1. Voor een uitgebreidere weergave van de in dit geding van belang zijnde feiten en omstandigheden wordt verwezen naar de aangevallen uitspraak. De Raad volstaat met het volgende.

1.1. Appellant was laatstelijk werkzaam als afdelingshoofd bij de penitentiaire inrichtingen [vestigingsplaats].

Bij besluit van 10 mei 2001 heeft gedaagde appellant met ingang van 1 juli 2001 eervol ontslag verleend wegens ongeschiktheid en onbekwaamheid voor genoemde functie, dit met toepassing van artikel 98, eerste lid, aanhef en onder g, van het Algemeen Rijks- ambtenarenreglement (ARAR). Gedaagde heeft hieraan de overweging ten grondslag gelegd dat op 16 januari 1999 door een vrouwelijke collega van appellant een (meervoudige) klacht jegens hem is ingediend bij de Klachtencommissie sexuele intimidatie. Blijkens het door deze commissie op 21 september 1999 uitgebrachte rapport heeft zij een van de drie door bedoelde collega naar voren gebrachte grieven gegrond geacht en de beide andere ongegrond. De commissie gaf voorts als haar oordeel dat appellant op dat moment ongeschikt was voor de vervulling van een leidinggevende functie en dat als appellant in zijn functie gehandhaafd zou worden, een intensief begeleidingstraject voor hem was aangewezen. De commissie adviseerde om haar rapport bekendheid te geven binnen de betrokken inrichting. Dit is ook gebeurd in die zin dat het personeel is medegedeeld dat een tegen appellant ingediende klacht door de commissie als gegrond was beschouwd, zonder dat daarbij verdere bijzonderheden zijn verstrekt. Ten gevolge van deze bekendmaking heeft appellant zich in een gesprek op het standpunt gesteld niet meer te kunnen werken in de inrichting. Vanwege gedaagde is appellant voorgesteld door bemiddeling van een door gedaagde te bekostigen loopbaanbureau een andere werkkring buiten [vestigingsplaats] voor appellant te vinden, met welk voorstel appellant heeft ingestemd. Appellant is tevens vrijgesteld van het verrichten van werkzaamheden met behoud van salaris. Nadat geruime tijd was verlopen zonder dat een voor appellant acceptabele andere functie was gevonden, heeft gedaagde het standpunt ingenomen dat het moment was aangebroken om appellant wegens ongeschiktheid te ontslaan.

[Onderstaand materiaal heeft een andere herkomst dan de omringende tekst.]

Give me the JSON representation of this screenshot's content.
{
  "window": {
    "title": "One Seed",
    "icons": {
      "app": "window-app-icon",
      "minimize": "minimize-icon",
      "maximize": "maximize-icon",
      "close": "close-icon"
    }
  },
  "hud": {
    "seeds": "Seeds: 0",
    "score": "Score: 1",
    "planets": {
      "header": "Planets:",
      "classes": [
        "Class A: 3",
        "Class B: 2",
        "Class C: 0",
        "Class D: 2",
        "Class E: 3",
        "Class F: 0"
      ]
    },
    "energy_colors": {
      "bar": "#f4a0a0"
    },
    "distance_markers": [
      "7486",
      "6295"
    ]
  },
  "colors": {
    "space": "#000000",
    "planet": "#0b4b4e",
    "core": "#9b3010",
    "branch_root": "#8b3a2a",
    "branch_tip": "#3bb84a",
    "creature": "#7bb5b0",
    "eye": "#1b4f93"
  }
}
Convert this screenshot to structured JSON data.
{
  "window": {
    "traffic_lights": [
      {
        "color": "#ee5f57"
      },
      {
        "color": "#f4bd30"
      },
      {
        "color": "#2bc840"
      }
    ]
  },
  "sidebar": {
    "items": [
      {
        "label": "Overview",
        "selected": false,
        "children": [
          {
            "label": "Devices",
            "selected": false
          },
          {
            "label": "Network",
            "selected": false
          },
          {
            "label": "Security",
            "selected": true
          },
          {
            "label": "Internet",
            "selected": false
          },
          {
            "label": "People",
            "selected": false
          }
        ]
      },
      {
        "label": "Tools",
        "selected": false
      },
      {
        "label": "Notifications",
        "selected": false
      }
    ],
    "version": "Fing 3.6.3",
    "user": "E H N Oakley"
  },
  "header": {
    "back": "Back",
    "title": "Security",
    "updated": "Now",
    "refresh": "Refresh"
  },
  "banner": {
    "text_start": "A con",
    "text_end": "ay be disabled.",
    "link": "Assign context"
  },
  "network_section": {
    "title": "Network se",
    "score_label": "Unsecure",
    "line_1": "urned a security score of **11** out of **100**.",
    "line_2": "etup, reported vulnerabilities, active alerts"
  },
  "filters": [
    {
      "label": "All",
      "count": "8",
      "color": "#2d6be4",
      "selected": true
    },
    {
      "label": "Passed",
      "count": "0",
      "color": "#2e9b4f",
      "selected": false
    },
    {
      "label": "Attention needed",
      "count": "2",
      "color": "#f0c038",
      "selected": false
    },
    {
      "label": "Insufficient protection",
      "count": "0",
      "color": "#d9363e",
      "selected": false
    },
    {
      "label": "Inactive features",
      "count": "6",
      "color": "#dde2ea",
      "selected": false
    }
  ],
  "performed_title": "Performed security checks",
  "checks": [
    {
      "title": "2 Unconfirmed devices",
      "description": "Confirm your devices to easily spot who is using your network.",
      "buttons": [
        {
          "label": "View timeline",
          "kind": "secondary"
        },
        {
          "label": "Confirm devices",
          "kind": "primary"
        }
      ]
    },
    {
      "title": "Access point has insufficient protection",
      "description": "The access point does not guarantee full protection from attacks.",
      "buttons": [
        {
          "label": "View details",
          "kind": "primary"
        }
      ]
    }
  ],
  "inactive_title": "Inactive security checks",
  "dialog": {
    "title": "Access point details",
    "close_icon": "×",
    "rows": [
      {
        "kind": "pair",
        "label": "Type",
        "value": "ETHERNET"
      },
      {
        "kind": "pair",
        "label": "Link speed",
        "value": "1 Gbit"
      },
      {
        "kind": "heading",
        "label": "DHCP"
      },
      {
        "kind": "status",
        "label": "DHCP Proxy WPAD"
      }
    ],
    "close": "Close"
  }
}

1.2. Bij het bestreden besluit van 14 november 2001 heeft gedaagde het bezwaar van appellant tegen het ontslagbesluit van 10 mei 2001 ongegrond verklaard. Voor de motivering van dit besluit heeft gedaagde verwezen naar het ter zake van het bezwaar uitgebrachte advies van de Adviescommissie ingevolge de Algemene wet bestuursrecht (hierna: bezwarencommissie) van 17 oktober 2001. In dit advies is onder meer over-wogen dat de ongeschiktheid van appellant voor zijn functie niet berust en ook niet dient te berusten op het incident dat volgens de Klachtencommissie sexuele intimidatie tot een gegronde klacht van een collega van appellant heeft geleid. De ongeschiktheid van appellant is pas na bedoeld incident ontstaan door de bekendmaking van het advies van de Klachtencommissie sexuele intimidatie en de daarop gevolgde herplaatsingsinspan-ningen, aldus de bezwarencommissie. Deze commissie was voorts van oordeel dat gedaagde zich voldoende moeite heeft getroost om een andere betrekking voor appellant te vinden en kwam dan ook tot de conclusie dat appellant niet ten onrechte was ontslagen.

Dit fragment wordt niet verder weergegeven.